Uma vez que a embargada contesta a existência dessa relação jurídica, competia à embargante provar os factos relevantes para a demonstrar — artigo 342° do Código Civil. Não o fez.
O facto de se ter provado que a embargante contactou o depositário alegando a sua qualidade de arrendatária e de ter procedido ao pagamento e depósito de quantias a título de rendas, não a dispensava de provara existência desse arrendamento, posto que o mesmo não é aceite como válido pela embargada.
Perante o exposto, devem improceder os embargos».
E na verdade não podia ser outra a solução, tendo-se apenas em consideração os factos dados como provados.
Com efeito, não foi dado como provado que a embargante seja arrendatária da fracção em causa. E este era o fundamento alegado na oposição deduzida
Os vários factos constantes da BI respeitam precisamente à prova do arrendamento, ou seja, saber se entre o executado A.[…] e L.[…], marido da ora apelante, havia sido celebrado um contrato de arrendamento relativo à fracção em causa.
E, como não foram inquiridas testemunhas, foi respondido “não provado” a todos os números da BI.
Com efeito foi referido na fundamentação: «não foram ouvidas testemunhas; os documentos juntos encontram-se impugnados, pelo que, desacompanhados de outros meios probatórios, que não foram apresentados, não permitem fazer prova dos factos controvertidos».
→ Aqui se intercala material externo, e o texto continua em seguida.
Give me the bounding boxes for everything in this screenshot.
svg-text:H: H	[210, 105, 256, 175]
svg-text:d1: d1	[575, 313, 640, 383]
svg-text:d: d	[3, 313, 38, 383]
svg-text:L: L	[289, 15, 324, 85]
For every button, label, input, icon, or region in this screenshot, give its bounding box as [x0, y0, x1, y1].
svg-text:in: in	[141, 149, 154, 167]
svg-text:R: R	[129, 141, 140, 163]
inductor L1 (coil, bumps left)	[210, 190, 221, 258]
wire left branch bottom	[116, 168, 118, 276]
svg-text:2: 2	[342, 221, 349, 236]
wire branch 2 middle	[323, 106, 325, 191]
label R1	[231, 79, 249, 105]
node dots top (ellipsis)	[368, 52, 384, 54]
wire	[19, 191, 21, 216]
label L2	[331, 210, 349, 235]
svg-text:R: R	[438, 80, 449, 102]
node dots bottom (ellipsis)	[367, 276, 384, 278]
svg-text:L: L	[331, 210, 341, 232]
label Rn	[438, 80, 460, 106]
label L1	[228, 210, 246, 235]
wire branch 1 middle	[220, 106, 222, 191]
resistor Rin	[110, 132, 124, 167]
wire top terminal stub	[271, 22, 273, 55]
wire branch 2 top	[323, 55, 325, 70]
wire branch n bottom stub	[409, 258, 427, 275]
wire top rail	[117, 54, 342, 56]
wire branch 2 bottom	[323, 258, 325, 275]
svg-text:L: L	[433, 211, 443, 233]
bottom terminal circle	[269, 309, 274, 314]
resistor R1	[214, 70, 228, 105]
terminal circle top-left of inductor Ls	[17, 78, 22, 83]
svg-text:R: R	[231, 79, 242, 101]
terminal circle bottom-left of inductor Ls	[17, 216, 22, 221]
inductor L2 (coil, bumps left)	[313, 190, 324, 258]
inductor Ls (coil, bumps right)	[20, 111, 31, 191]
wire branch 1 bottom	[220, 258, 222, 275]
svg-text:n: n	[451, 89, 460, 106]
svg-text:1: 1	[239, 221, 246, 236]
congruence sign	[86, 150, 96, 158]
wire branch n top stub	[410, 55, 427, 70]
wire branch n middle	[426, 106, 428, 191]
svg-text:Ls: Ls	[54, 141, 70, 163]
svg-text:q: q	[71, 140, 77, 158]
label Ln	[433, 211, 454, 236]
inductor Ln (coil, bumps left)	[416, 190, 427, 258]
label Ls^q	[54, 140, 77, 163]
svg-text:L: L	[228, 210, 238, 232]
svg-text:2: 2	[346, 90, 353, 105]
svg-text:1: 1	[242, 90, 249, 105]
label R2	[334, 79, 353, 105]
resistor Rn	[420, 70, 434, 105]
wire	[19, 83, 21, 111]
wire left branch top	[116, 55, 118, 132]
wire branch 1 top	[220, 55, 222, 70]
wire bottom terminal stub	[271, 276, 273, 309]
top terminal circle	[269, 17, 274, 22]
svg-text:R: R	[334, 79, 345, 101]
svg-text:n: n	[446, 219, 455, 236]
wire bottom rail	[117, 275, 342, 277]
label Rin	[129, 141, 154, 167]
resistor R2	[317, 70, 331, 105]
No essencial diz a apelante nas conclusões deste recurso:
- que o fiel depositário afirmou que tinha sido informado de que a fracção estava arrendada à embargante e recebeu dela (embargante), a título de rendas, as quantias mencionadas a fls. 147 a 159 do processo executivo;
- que se deu como provado que o depositário enviou à embargante as cartas de fls. 10 e 20 e que esta procedeu aos depósitos bancários referidos;
- que, ao exigir-se que fizesse prova da qualidade de arrendatária junto da Caixa Geral de Depósitos, estaria a exigir-se da embargante uma inconcebível e inaceitável "probatio diabolica",
- que basta ter ficado provado que “a embargante contactou o (fiel) depositário alegando a sua qualidade de arrendatária e de ter procedido ao pagamento e depósito de determinadas quantias a título de rendas” para que os presentes embargos sejam julgados procedentes.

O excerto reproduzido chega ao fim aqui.